To: loantech who wrote (167994)7/6/2009 10:00:21 AM
From: TheBusDriver  Read Replies (1) | Respond to of 313013
 
plan? They plan to make a ton of money!..but will they?



To: loantech who wrote (167994)7/6/2009 11:31:35 AM
From: E. Charters  Read Replies (1) | Respond to of 313013
 
I queried (albeit briefly) their mining team leader who had recently been hired. It was not a long convo, but I have a bit of mining experience so I could get a feel to whether they had solutions and hope for better economics quite quickly. It was extremely encouraging. He provide quick responses to "interrogation" that did not falter, and furthermore was convincing that there was a new broom, and their new techniques would work. Chief areas of concern were paste fill method, which they mentioned in the past was a problem. dilution, mining rate etc. The reasons the fill methods were slow or did not work was explained. (lack of access chutes to stopes in new development areas. You have to have overhead high angle raises from which to pump concrete down into a stope. From the same level this is difficult because you have to pump the stuff sideways. Too many twists and turns and you get blockages. I had worked on cut and fill at the Kerr so I knew the problem. I suggested they use at level stope-specific high pressure machines, move dry materials by car, mix and pump slurry vertically a short distance.) The new direction of the new staff on tackling problems of this sort and their predictions of the time frame to economics lends credence to the supposition that an implementation of a solution was in hand and on track. KGI has high grade, a fairly intensive exploration program, impressive widths, infrastructure in place and expansion planned. A good, profitable operation should be in the offing. I would keep checking their operations that such milestones that lend confidence are being met, to continue to give comfort that going long such producers who have upside written in is a good strategy in an expanding gold market.

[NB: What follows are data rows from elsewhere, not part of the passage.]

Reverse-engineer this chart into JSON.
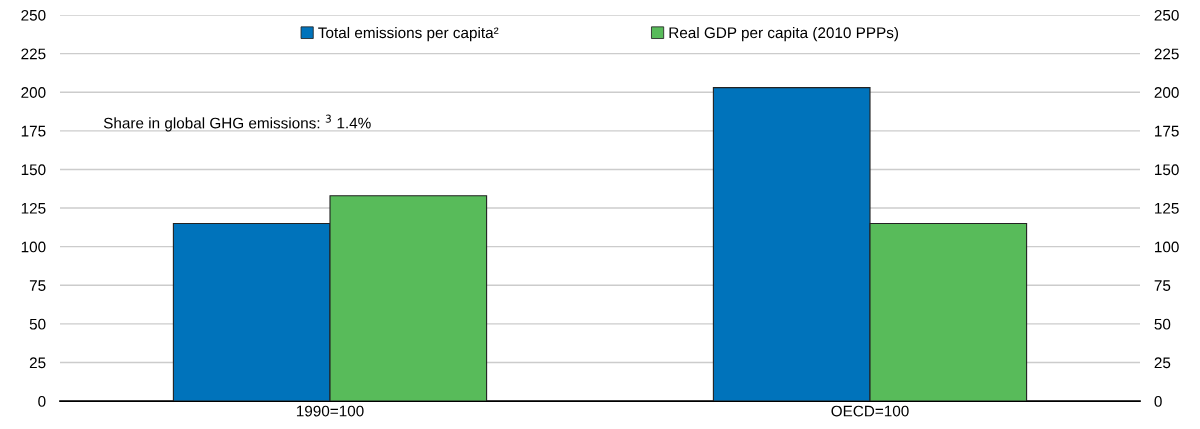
{
  "chart_data": {
    "type": "bar",
    "categories": [
      "1990=100",
      "OECD=100"
    ],
    "series": [
      {
        "name": "Total emissions per capita²",
        "color": "#0073bb",
        "values": [
          115,
          203
        ]
      },
      {
        "name": "Real GDP per capita (2010 PPPs)",
        "color": "#58bb5a",
        "values": [
          133,
          115
        ]
      }
    ],
    "ylim": [
      0,
      250
    ],
    "yticks": [
      0,
      25,
      50,
      75,
      100,
      125,
      150,
      175,
      200,
      225,
      250
    ],
    "y2lim": [
      0,
      250
    ],
    "y2ticks": [
      0,
      25,
      50,
      75,
      100,
      125,
      150,
      175,
      200,
      225,
      250
    ],
    "grid": "y",
    "legend": "top",
    "annotations": [
      "Share in global GHG emissions: $^{3}$ 1.4%"
    ]
  }
}
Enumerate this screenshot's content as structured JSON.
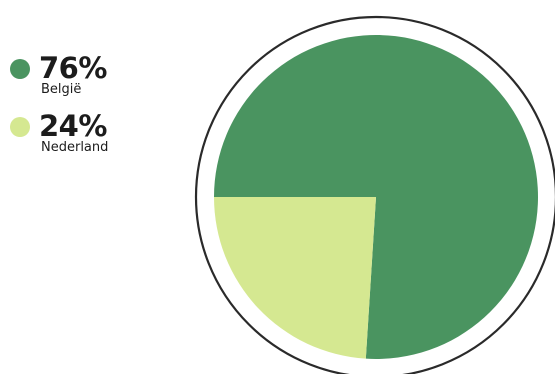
{
  "colors": {
    "primary": "#4a9460",
    "secondary": "#d5e891",
    "ring": "#2a2a2a"
  },
  "chart_data": {
    "type": "pie",
    "title": "",
    "slices": [
      {
        "label": "België",
        "value": 76,
        "value_label": "76%",
        "color": "#4a9460"
      },
      {
        "label": "Nederland",
        "value": 24,
        "value_label": "24%",
        "color": "#d5e891"
      }
    ],
    "legend_placement": "top-left"
  }
}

I still feel their accuracy regarding mining the stuff they actually drill, is hard to establish. It is one thing to cut an intersection, but where is it with regard to the later cut stope? It isn't always obvious. you have to survey what you cut, and if you drill cut holes vertically from a sideways tunnel in the vein, (the tunnels or blast hole drifts are placed every 35 feet vertically. They are called sub-levels, hence the term sub level blast hole caving).. then the exact position of your vertical blast hole ring drilling is moot with reference to the lateral diamond drill hole that located the ore. I would try to solve this with better more accurate survey alignment of the blast hole drill head and better more accurate survey alignment of the drill head of the ddh machine. (We used to take survey points on two positions of the ddh drill string, not just its position and rough angle. Accuracy was high, within on minute of a degree. This way the geometrics of the two intersections, blast hole and diamond drill hole are better correlated. Faster mining by vertical raising and lateral drilling might allow less hanging wall wastage which dilutes the ore, another problem, he agreed they face. Sublevel is fairly fast, but overbreak is a problem into soft hanging walls, You use so much dynamite in the blasts that you get all kinds of extraneous stuff coming in. Still hoisted grade sounded not too bad. Costs have to come down, and I think mining control is an area of continuous experimentation in this high cost country.